Tiananmen took a rocket ride in the news cycle that day, because some Harvard pundit said that Jiang Zemin had apologized for the Tiananmen massacre. For 24 hours the story soared on wire and print, until the Chinese side emphatically denied any such interpretation, sending the ill-conceived interpretation crashing to the ground.

After the Jiang Zemin speech I made a few pointed comments to CNN about Harvard’s coddling dictators. I thought I’d never get invited to another “China” dinner in this town again. Yet three weeks later I was invited to a fancy dinner at the Harvard Faculty Club welcoming five influential generals from China’s People’s Liberation Army!

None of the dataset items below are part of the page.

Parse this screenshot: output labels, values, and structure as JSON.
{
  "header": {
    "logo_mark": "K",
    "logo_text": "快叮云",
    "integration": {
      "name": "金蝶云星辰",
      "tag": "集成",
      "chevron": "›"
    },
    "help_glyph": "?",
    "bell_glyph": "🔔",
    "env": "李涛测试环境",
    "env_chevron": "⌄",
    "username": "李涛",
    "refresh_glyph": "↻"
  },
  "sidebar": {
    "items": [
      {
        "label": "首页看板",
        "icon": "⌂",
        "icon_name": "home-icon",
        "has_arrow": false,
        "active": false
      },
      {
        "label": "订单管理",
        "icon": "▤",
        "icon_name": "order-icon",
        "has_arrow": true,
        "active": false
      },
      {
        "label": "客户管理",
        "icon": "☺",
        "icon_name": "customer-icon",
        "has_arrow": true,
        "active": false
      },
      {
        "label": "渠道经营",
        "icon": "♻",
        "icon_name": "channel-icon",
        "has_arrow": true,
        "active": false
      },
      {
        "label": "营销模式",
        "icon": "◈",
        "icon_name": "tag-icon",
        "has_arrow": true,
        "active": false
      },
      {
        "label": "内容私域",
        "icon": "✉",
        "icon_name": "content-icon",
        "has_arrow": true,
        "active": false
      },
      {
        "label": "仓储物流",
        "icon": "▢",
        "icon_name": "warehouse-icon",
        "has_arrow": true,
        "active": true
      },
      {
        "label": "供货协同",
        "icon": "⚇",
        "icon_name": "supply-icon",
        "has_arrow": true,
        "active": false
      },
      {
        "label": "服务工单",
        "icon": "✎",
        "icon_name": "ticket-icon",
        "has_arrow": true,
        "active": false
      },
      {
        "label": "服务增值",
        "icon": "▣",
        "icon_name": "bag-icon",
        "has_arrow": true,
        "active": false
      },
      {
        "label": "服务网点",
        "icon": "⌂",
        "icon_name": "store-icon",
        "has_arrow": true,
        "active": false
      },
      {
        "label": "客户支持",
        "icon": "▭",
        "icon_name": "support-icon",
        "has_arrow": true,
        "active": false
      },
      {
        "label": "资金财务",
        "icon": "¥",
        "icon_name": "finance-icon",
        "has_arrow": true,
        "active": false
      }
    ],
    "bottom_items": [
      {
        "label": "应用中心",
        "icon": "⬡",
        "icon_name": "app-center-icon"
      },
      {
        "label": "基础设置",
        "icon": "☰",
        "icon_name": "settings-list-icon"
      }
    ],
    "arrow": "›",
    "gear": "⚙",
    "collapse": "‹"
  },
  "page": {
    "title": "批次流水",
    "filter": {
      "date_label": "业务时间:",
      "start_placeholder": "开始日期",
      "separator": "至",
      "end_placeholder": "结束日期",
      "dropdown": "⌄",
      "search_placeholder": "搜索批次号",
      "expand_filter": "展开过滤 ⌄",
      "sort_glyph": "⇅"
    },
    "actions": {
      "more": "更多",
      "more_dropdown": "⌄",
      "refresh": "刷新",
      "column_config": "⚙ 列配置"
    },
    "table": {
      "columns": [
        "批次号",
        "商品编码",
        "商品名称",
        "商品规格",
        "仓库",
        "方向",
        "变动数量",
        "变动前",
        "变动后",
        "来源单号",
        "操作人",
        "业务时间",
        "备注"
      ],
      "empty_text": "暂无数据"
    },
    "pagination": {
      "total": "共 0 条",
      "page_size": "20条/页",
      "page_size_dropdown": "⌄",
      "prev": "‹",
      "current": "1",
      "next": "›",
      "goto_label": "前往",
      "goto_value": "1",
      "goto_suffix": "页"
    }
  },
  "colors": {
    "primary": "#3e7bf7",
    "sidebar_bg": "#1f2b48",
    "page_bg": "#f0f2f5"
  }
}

The dinner host, Joseph Nye, Dean of the Kennedy School of Government, did make a point of looking me in the eye and saying the session with Chinese General Xiong Guangkai was off the record, but the truth is the speeches and toasts of everlasting friendship were far less interesting than the fact that the dinner was taking place at all. In March 1996 the U.S. Navy moved an aircraft carrier in the direction of Taiwan as the Chinese Army launched provocative missile tests in the area. A year and a half later, the military élite were eating French food with knife and fork in a posh wood-paneled dining room decorated with oil paintings of Harvard’s crusty benefactors.

At Harvard there are numerous professors and retired diplomats who have worked for the CIA and other intelligence organizations. In stark contrast to the “get the CIA off campus” atmosphere of college campuses in the 1970’s, they are broadly accepted and even respected as men of power. President Nixon used to refer to Harvard as the “Kremlin on the Charles,” but “Langley on the Charles” is not far off.

Being back in America after almost a decade and a half in Asia, I have discovered a country that is more international than when I left. Oddly enough, television news and the dumbing down of other media suggest quite the opposite: an increasingly isolationist America absorbed with contemplating its own navel. Commercialism is more rampant than before, which may help explain why ratings and the bottom line are driving much of contemporary journalism.

But if you turn off the TV and put down your copies of The New York Times and The Boston Globe, it is plain to see that America is getting more Asian all the time. I hear Chinese, Korean, Japanese and Thai spoken throughout Boston and note the flourishing of ethnic enclaves and tasty restaurants. Thais flock to Cambridge. Japanese students have helped revitalize Porter Square and Newbury street. Koreans, Filipinos, Tibetans, Indians, Vietnamese and Cambodians are fellow passengers on the subway.

It’s a long way from China, but if you listen carefully you can hear the echoes of Tiananmen at Harvard Square.